Solitamente, per rincarare la dose, si parla principalmente di capi di fast fashion (capi che hanno problemi fin da quando sono pensati insomma).

HAWL DI…

Shein, Bershka, Pull and Bear o qualsiasi altro brand di fast fashion che esista. Si tratta di video in cui le content creator mostrano la quantità spropositata di pacchi che hanno comprato e mostrano i vestiti indossati. Un incentivo all’acquisto davvero spropositato.

KEEP OR RETURN

Altri video che mi hanno invaso TikTok e IG: content creator che provano i capi appena ordinati (magari prima hanno fatto il video di Hawl per far vedere come gli stanno i vestiti) e decidono se tenerli o rimandarli indietro.
Mi chiedo quanti dei capi ordinati servano davvero alla persona che li indossa e quanti invece sono stati acquistati solo per girare il video e guadagnare una manciata di like…

I costi ambientali dei resi

Abbiamo visto gli innumerevoli costi economici delle aziende – e ricordiamoci che se decidono di prenderseli in carico non è perché vogliono far risparmiare i consumatori ma perché sanno che nel medio periodo rientreranno di quei costi. Come se non bastasse però, ci sono anche i costi ambientali dei resi che dobbiamo prendere in considerazione.

Quali sono questi costi?

  • Trasporto: i pacchi vanno ritirati, portati in magazzino e poi in un terzo luogo (che sia il negozio o la discarica)
  • Imballaggi: i prodotti vanno re-imballati nuovamente
  • Smaltimento: avete idea di quanto sia inquinante bruciare prodotti? Quasi nessuno viene infatti smaltito correttamente: ad esempio, i vestiti della fast fashion sono fatti sempre da un mix di fibre di pessima qualità, che non possono certo essere riusate per creare capi nuovi.
  • Emissioni: ognuno dei passaggi elencati sopra prevede delle emissioni di CO2. Secondo i dati riportati da Vogue Business negli USA i resi creano più di 5 miliardi di dollari l’anno in rifiuti che finiscono nelle discariche e più di 15 milioni di tonnellate di emissioni di carbonio: «in pratica l’equivalente dei rifiuti prodotti annualmente da 5 milioni di persone».

Come rendere i resi più sostenibili?

Visti tutti i costi questa domanda sorge spontanea. Alla base c’è sicuramente un miglioramento delle nostre abitudini di acquisto: siamo abituati ad avere tutto e subito, incentivando così ulteriormente le piattaforme ad avere spedizioni sempre più “fast”. Siamo abituati a comprare tanti prodotti perché tanto se non ci vanno bene “li rimandiamo indietro”. Siamo addirittura a buttare capi che abbiamo appena comprato se il costo del reso è più alto del capo stesso.
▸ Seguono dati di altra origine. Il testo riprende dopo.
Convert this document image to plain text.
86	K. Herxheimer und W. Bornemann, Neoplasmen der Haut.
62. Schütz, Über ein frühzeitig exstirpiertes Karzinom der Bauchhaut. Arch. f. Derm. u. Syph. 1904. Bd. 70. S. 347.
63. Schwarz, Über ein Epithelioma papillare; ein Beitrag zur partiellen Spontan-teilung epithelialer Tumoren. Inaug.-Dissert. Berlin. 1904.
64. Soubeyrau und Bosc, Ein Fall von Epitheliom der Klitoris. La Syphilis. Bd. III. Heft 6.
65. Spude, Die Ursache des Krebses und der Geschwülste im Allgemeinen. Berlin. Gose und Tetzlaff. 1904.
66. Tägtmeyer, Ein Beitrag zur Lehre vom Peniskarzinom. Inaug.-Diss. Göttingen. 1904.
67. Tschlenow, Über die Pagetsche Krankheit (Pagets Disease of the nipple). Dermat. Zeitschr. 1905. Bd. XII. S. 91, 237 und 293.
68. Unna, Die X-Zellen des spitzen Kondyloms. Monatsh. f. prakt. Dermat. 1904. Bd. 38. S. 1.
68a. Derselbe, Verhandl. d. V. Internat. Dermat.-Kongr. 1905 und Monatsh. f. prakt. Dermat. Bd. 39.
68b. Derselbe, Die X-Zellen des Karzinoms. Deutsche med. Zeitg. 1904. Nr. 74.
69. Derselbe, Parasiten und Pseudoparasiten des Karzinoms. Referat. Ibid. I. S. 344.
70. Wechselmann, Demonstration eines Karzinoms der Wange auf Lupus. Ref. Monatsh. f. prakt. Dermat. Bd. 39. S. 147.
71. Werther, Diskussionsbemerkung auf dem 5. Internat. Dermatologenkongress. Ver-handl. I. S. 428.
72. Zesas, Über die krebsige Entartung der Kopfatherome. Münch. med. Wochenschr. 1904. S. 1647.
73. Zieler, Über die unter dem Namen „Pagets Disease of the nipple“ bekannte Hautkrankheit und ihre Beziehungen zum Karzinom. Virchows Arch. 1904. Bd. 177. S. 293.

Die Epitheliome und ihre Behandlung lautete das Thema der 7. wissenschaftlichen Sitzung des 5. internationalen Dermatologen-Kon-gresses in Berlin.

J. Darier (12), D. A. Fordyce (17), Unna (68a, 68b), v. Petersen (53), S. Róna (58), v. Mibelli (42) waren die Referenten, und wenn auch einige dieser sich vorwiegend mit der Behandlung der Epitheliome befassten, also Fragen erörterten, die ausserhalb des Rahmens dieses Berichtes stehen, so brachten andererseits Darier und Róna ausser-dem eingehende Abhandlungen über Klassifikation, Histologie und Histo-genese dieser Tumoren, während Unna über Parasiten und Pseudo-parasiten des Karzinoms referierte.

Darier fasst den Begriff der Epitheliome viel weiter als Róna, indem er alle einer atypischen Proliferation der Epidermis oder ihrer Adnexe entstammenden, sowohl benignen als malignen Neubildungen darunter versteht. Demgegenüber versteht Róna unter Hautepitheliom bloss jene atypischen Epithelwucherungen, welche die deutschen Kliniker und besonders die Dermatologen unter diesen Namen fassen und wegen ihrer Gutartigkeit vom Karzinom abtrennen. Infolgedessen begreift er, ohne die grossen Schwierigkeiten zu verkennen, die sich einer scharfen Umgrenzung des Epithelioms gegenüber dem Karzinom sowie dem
Il primo step quindi non può che essere uno: FERMARCI. Fermarci e chiederci se davvero ci serve un prodotto, chiederci qual è il reale costo di quell’oggetto, chiederci se non c’è un altro modo più sostenibile per averlo (magari comprandolo usato).

Oltre a ciò che possiamo fare noi però, un contributo potrebbero darlo anche le aziende. Come?

  • Incentivando recensioni dei prodotti, magari con foto e video esplicativi
  • Puntare a packaging più ecofriedly
  • Aderire a progetti di compensazione delle emissioni
  • Rimborso senza sostituzione di quei prodotti che finirebbero in discarica
  • Camerini virtuali
  • Etichette che indicano i costi ambientali del pacco per scoraggiare ulteriormente i resi

Parliamone

E tu? Hai altri suggerimenti sui resi?